Mobile branch visits campus
October 2, 2006 —
To combat consistent low voter turnout from the college student demographic, the Michigan Secretary of State parked a mobile branch office in the center of campus Monday. The aim was to make it convenient for students to register to vote and perform other functions that are normally only available at a permanent office.
According to Office Supervisor David Dodds, the Secretary of State mobile office visits a number of schools besides SVSU. The office is scheduled to visit 13 universities in Michigan with the hopes of registering 115 to 130 students at each stop.

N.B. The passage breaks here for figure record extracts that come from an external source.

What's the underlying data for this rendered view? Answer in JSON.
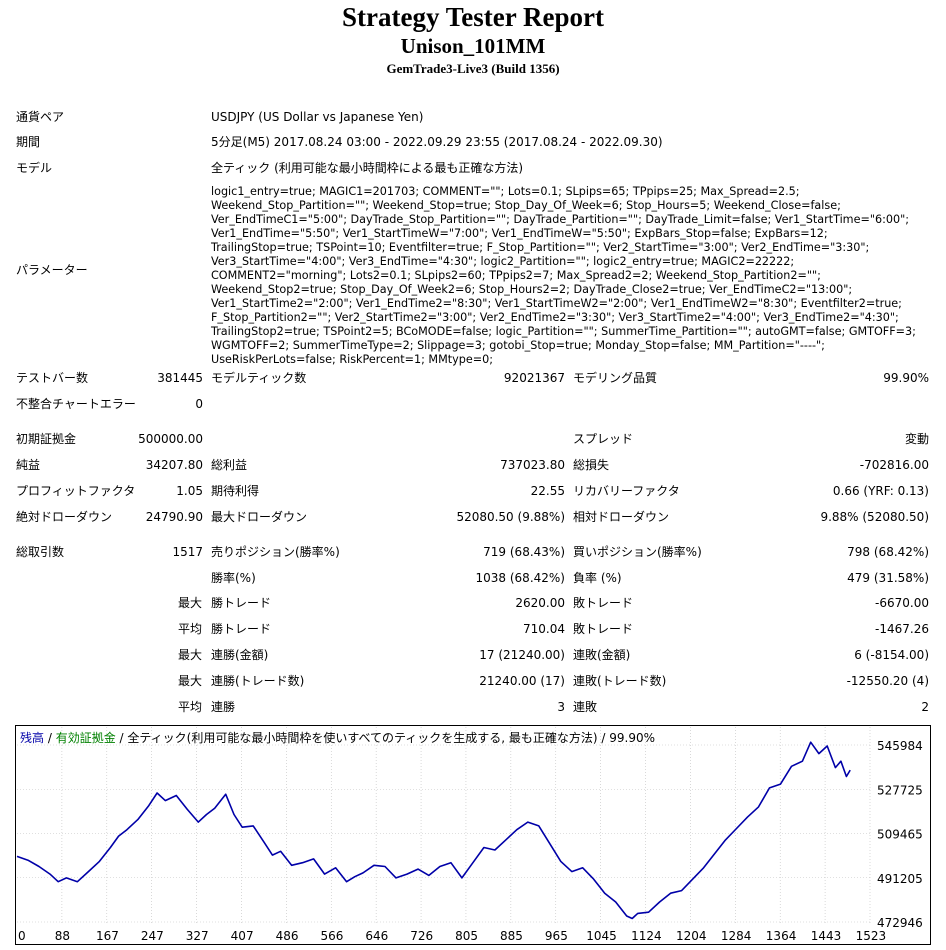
{
  "header": {
    "title": "Strategy Tester Report",
    "ea_name": "Unison_101MM",
    "server": "GemTrade3-Live3 (Build 1356)"
  },
  "info": {
    "symbol_label": "通貨ペア",
    "symbol_value": "USDJPY (US Dollar vs Japanese Yen)",
    "period_label": "期間",
    "period_value": "5分足(M5) 2017.08.24 03:00 - 2022.09.29 23:55 (2017.08.24 - 2022.09.30)",
    "model_label": "モデル",
    "model_value": "全ティック (利用可能な最小時間枠による最も正確な方法)",
    "params_label": "パラメーター",
    "params_value": "logic1_entry=true; MAGIC1=201703; COMMENT=\"\"; Lots=0.1; SLpips=65; TPpips=25; Max_Spread=2.5; Weekend_Stop_Partition=\"\"; Weekend_Stop=true; Stop_Day_Of_Week=6; Stop_Hours=5; Weekend_Close=false; Ver_EndTimeC1=\"5:00\"; DayTrade_Stop_Partition=\"\"; DayTrade_Partition=\"\"; DayTrade_Limit=false; Ver1_StartTime=\"6:00\"; Ver1_EndTime=\"5:50\"; Ver1_StartTimeW=\"7:00\"; Ver1_EndTimeW=\"5:50\"; ExpBars_Stop=false; ExpBars=12; TrailingStop=true; TSPoint=10; Eventfilter=true; F_Stop_Partition=\"\"; Ver2_StartTime=\"3:00\"; Ver2_EndTime=\"3:30\"; Ver3_StartTime=\"4:00\"; Ver3_EndTime=\"4:30\"; logic2_Partition=\"\"; logic2_entry=true; MAGIC2=22222; COMMENT2=\"morning\"; Lots2=0.1; SLpips2=60; TPpips2=7; Max_Spread2=2; Weekend_Stop_Partition2=\"\"; Weekend_Stop2=true; Stop_Day_Of_Week2=6; Stop_Hours2=2; DayTrade_Close2=true; Ver_EndTimeC2=\"13:00\"; Ver1_StartTime2=\"2:00\"; Ver1_EndTime2=\"8:30\"; Ver1_StartTimeW2=\"2:00\"; Ver1_EndTimeW2=\"8:30\"; Eventfilter2=true; F_Stop_Partition2=\"\"; Ver2_StartTime2=\"3:00\"; Ver2_EndTime2=\"3:30\"; Ver3_StartTime2=\"4:00\"; Ver3_EndTime2=\"4:30\"; TrailingStop2=true; TSPoint2=5; BCoMODE=false; logic_Partition=\"\"; SummerTime_Partition=\"\"; autoGMT=false; GMTOFF=3; WGMTOFF=2; SummerTimeType=2; Slippage=3; gotobi_Stop=true; Monday_Stop=false; MM_Partition=\"----\"; UseRiskPerLots=false; RiskPercent=1; MMtype=0;"
  },
  "stats": {
    "bars_label": "テストバー数",
    "bars_value": "381445",
    "ticks_label": "モデルティック数",
    "ticks_value": "92021367",
    "quality_label": "モデリング品質",
    "quality_value": "99.90%",
    "mismatch_label": "不整合チャートエラー",
    "mismatch_value": "0",
    "deposit_label": "初期証拠金",
    "deposit_value": "500000.00",
    "spread_label": "スプレッド",
    "spread_value": "変動",
    "net_label": "純益",
    "net_value": "34207.80",
    "gross_profit_label": "総利益",
    "gross_profit_value": "737023.80",
    "gross_loss_label": "総損失",
    "gross_loss_value": "-702816.00",
    "pf_label": "プロフィットファクタ",
    "pf_value": "1.05",
    "payoff_label": "期待利得",
    "payoff_value": "22.55",
    "recovery_label": "リカバリーファクタ",
    "recovery_value": "0.66 (YRF: 0.13)",
    "abs_dd_label": "絶対ドローダウン",
    "abs_dd_value": "24790.90",
    "max_dd_label": "最大ドローダウン",
    "max_dd_value": "52080.50 (9.88%)",
    "rel_dd_label": "相対ドローダウン",
    "rel_dd_value": "9.88% (52080.50)",
    "total_trades_label": "総取引数",
    "total_trades_value": "1517",
    "short_label": "売りポジション(勝率%)",
    "short_value": "719 (68.43%)",
    "long_label": "買いポジション(勝率%)",
    "long_value": "798 (68.42%)",
    "win_rate_label": "勝率(%)",
    "win_rate_value": "1038 (68.42%)",
    "loss_rate_label": "負率 (%)",
    "loss_rate_value": "479 (31.58%)",
    "max1": "最大",
    "largest_win_label": "勝トレード",
    "largest_win_value": "2620.00",
    "largest_loss_label": "敗トレード",
    "largest_loss_value": "-6670.00",
    "avg1": "平均",
    "avg_win_label": "勝トレード",
    "avg_win_value": "710.04",
    "avg_loss_label": "敗トレード",
    "avg_loss_value": "-1467.26",
    "max2": "最大",
    "cons_wins_money_label": "連勝(金額)",
    "cons_wins_money_value": "17 (21240.00)",
    "cons_losses_money_label": "連敗(金額)",
    "cons_losses_money_value": "6 (-8154.00)",
    "max3": "最大",
    "cons_wins_count_label": "連勝(トレード数)",
    "cons_wins_count_value": "21240.00 (17)",
    "cons_losses_count_label": "連敗(トレード数)",
    "cons_losses_count_value": "-12550.20 (4)",
    "avg2": "平均",
    "avg_cons_wins_label": "連勝",
    "avg_cons_wins_value": "3",
    "avg_cons_losses_label": "連敗",
    "avg_cons_losses_value": "2"
  },
  "chart_data": {
    "type": "line",
    "legend": {
      "balance": "残高",
      "sep1": " / ",
      "equity": "有効証拠金",
      "sep2": " / ",
      "desc": "全ティック(利用可能な最小時間枠を使いすべてのティックを生成する, 最も正確な方法) / 99.90%"
    },
    "colors": {
      "line": "#0000a8",
      "balance_label": "#0000a8",
      "equity_label": "#008000",
      "grid": "#c0c0c0"
    },
    "xlim": [
      0,
      1553
    ],
    "ylim": [
      472946,
      551000
    ],
    "x_ticks": [
      "0",
      "88",
      "167",
      "247",
      "327",
      "407",
      "486",
      "566",
      "646",
      "726",
      "805",
      "885",
      "965",
      "1045",
      "1124",
      "1204",
      "1284",
      "1364",
      "1443",
      "1523"
    ],
    "y_ticks": [
      "545984",
      "527725",
      "509465",
      "491205",
      "472946"
    ],
    "x": [
      0,
      20,
      40,
      60,
      75,
      90,
      110,
      130,
      150,
      170,
      185,
      200,
      220,
      240,
      255,
      270,
      290,
      310,
      330,
      345,
      360,
      380,
      395,
      410,
      430,
      450,
      465,
      480,
      500,
      520,
      540,
      560,
      580,
      600,
      615,
      630,
      650,
      670,
      690,
      710,
      730,
      750,
      770,
      790,
      810,
      830,
      850,
      870,
      890,
      910,
      930,
      950,
      970,
      990,
      1010,
      1030,
      1050,
      1070,
      1090,
      1110,
      1120,
      1130,
      1150,
      1170,
      1190,
      1210,
      1230,
      1250,
      1270,
      1290,
      1310,
      1330,
      1350,
      1370,
      1390,
      1410,
      1430,
      1445,
      1460,
      1475,
      1490,
      1500,
      1510,
      1517
    ],
    "y": [
      500000,
      498500,
      496000,
      493000,
      490000,
      491500,
      490000,
      494000,
      498000,
      503500,
      508000,
      510500,
      514500,
      520000,
      525000,
      522000,
      524000,
      518500,
      513500,
      516500,
      519000,
      524500,
      516500,
      511500,
      512000,
      505500,
      500500,
      502000,
      496500,
      497500,
      499000,
      493000,
      495500,
      490000,
      492000,
      493500,
      496500,
      496000,
      491500,
      493000,
      495000,
      492500,
      496000,
      497500,
      491500,
      497500,
      503500,
      502500,
      506500,
      510500,
      513500,
      512000,
      505000,
      498000,
      494000,
      495500,
      491000,
      485500,
      482000,
      476500,
      475500,
      477500,
      478000,
      482000,
      485500,
      486500,
      491000,
      495500,
      501000,
      506500,
      511000,
      515500,
      519500,
      527000,
      528500,
      535500,
      537500,
      545000,
      540500,
      543500,
      535000,
      537500,
      531500,
      534000
    ]
  }
}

The actual process of registering people to vote - which, according to Dodds, is the primary service of the mobile office - is simple. One must provide a valid picture ID and sign a few forms. The whole process takes about five minutes.
A number of students took advantage of the mobile service, generally citing short and practical reasons for registering.
"It was pretty easy," said freshman David Henderson, while sophomore Ashley Wiseman said, "It saved me a trip downtown."
While the mobile branch is a convenience to students, it is also a signifier of how much the Secretary of State and the state government value the student vote.
Several students commented on how they felt about their right, including freshman Cheryl Mapes, who said, "I think people don't appreciate it enough. There are not enough people that do vote, or even care enough to get up and register to vote."
Political science adjunct Adam Bruski also weighed in, mentioning that the student vote may mean even more in a gubernatorial election.
"What happens at state government," Bruski said, "is in a lot of ways more important than what happens at federal government."
Bruski also suggested that, while all political elections are more or less a "numbers game," state elections deal with far fewer voters than do national elections, so the individual vote matters more.
And while the campaign advertisements of both the DeVos and Granholm campaigns have not specifically targeted the student vote yet, things may change as the election season winds down.
"Sometimes, I think that candidates think the attention span of a college student is relatively short, so they do a last minute blitz with t-shirts and free swag," Bruski joked. "Hopefully, they will focus on it.”